Interesting Work, Job Security, Fairly Competitive Pay
Although government cybersecurity jobs are often labeled as boring and routine, that’s not the case, according to Ann Barron DiCamillo, partner and CTO at Strategic Cyber Ventures and former director of US-CERT for the Department of Homeland Security: “You’ll have access to large volumes of interesting, unique data and you’ll be using secure coding to write programs that are resistant to attack.”
If you like meaningful work, consider that a job with the federal government may result in you matching wits with some of the biggest cyber-criminals and spy agencies on the planet.
Even though the U.S. Office of Personnel Management (OPM) recently announced new incentive payments that are designed to lure experienced cyber-experts, junior roles usually pay less than similar roles in the private sector. But as DiCamillo points out, less-experienced professionals can earn pay increases as they train and advance toward becoming a cyber ninja. And even if a fed job does pay 15 to 20 percent less than its corporate-world equivalent, you may be able to make that up (and then some) once you re-enter the private sector at an expert level, Lohrmann noted.
Ready to Ride the Next Wave
Once you’re ready to head back home to the private sector, having federal experience and a security clearance makes it possible to compete for a wider range of positions. For instance, you can vie for emerging security roles in state and local governments. You also qualify for immediate employment with government contractors.
Next Up: The Cons of Government Cybersecurity (click here or below)

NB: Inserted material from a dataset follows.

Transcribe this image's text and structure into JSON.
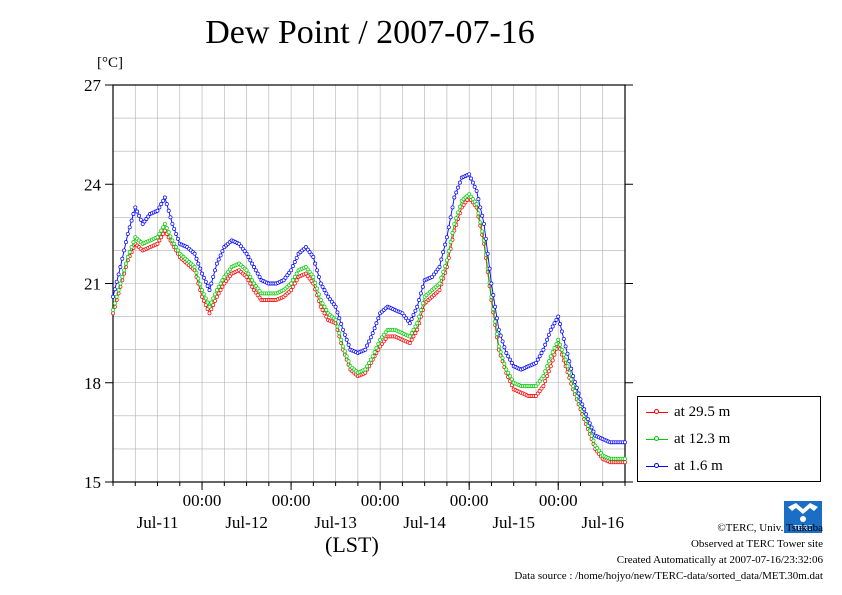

If you’re used to agile decision-making and spirited innovation, you may not have the patience to work for the federal government. Also, due to the nature of security work, there are limited opportunities to participate in telework. Bottom line: you have to be willing to assimilate into the culture—and likely live in the D.C. area—for your federal tenure.
It’s Not Sexy
Working for the government isn’t as prestigious as working for Google or Amazon, and it’s not as sexy as, say, developing data security for driverless cars. Your own mileage may vary (so to speak).
Slow Hiring Process
It can take anywhere from several months to a year to complete the hiring process and acquire a security clearance, so you’ll probably need to keep working while you wait. And since you’ll also need to meet all of the educational and certification requirements, a federal cybersecurity job requires a decent amount of advance career planning.